No one thus far has drunk sherry in a Pynchon novel that I have noticed. But sherry’s ghost does linger by a window during the Rathenau séance early in Gravity’s Rainbow. Milton Gloaming is telling Jessica about his statistical analysis of the paranormal investigations; Jessica’s “mad young gentleman” Roger is off in another room with Pirate Prentice:
Being transacted in some distant room, across a crown-and-anchor game with which chance has very little to do, billows of smoke and chatter, Falkman and His Apache Band subdued over the BBC, chunky pints and slender sherry glasses, winter rain at the windows.

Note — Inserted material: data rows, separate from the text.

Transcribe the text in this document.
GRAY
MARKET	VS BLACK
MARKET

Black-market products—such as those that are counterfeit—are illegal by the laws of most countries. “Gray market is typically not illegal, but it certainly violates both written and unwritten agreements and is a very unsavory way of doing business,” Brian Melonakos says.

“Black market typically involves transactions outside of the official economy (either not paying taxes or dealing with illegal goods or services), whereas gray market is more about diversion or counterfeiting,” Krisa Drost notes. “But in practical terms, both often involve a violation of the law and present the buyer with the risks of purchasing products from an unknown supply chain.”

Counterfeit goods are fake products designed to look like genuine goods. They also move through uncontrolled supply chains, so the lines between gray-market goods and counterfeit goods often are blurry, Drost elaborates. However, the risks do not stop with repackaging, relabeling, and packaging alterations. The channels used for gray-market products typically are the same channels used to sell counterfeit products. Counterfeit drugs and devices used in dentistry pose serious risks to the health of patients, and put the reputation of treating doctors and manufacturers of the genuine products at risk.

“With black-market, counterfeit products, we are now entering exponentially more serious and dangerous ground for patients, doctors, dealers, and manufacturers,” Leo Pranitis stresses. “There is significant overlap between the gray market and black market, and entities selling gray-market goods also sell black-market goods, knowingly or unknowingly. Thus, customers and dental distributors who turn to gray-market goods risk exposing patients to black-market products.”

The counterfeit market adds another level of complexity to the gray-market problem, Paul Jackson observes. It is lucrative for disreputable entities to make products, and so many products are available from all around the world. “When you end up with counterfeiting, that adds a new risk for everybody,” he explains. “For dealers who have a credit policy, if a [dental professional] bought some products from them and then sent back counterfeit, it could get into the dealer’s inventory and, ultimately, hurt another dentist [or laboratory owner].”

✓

Time for closeting, gas logs, shawls against the cold night, snug with your young lady or old dutch or, as here at Snoxall’s, in good company. Here’s a shelter—perhaps a real node of tranquillity among several scattered throughout this long wartime, where they’re gathering for purposes not entirely in the martial interest.
Gravity’s Rainbow, p. 32.
Another Pynchonian instance of characters huddled warm in improvised family warding off for a moment Their deathly mechanical fingers. (Only in the UK would a chunky pint fit so neatly into this snug winter scene—I’m betting it’s one of those “dense, warm, unaerated pints” mentioned in Against the Day.)
The sherry I’m drinking is a Pedro Ximenez. Not the most English choice I realise, but it sure nails the cozy wintery brief otherwise. Pedro Ximenez sherry is made from sun-dried grapes, and the concentrated sugars lend it a rich, raisiny liqueur-like sweetness.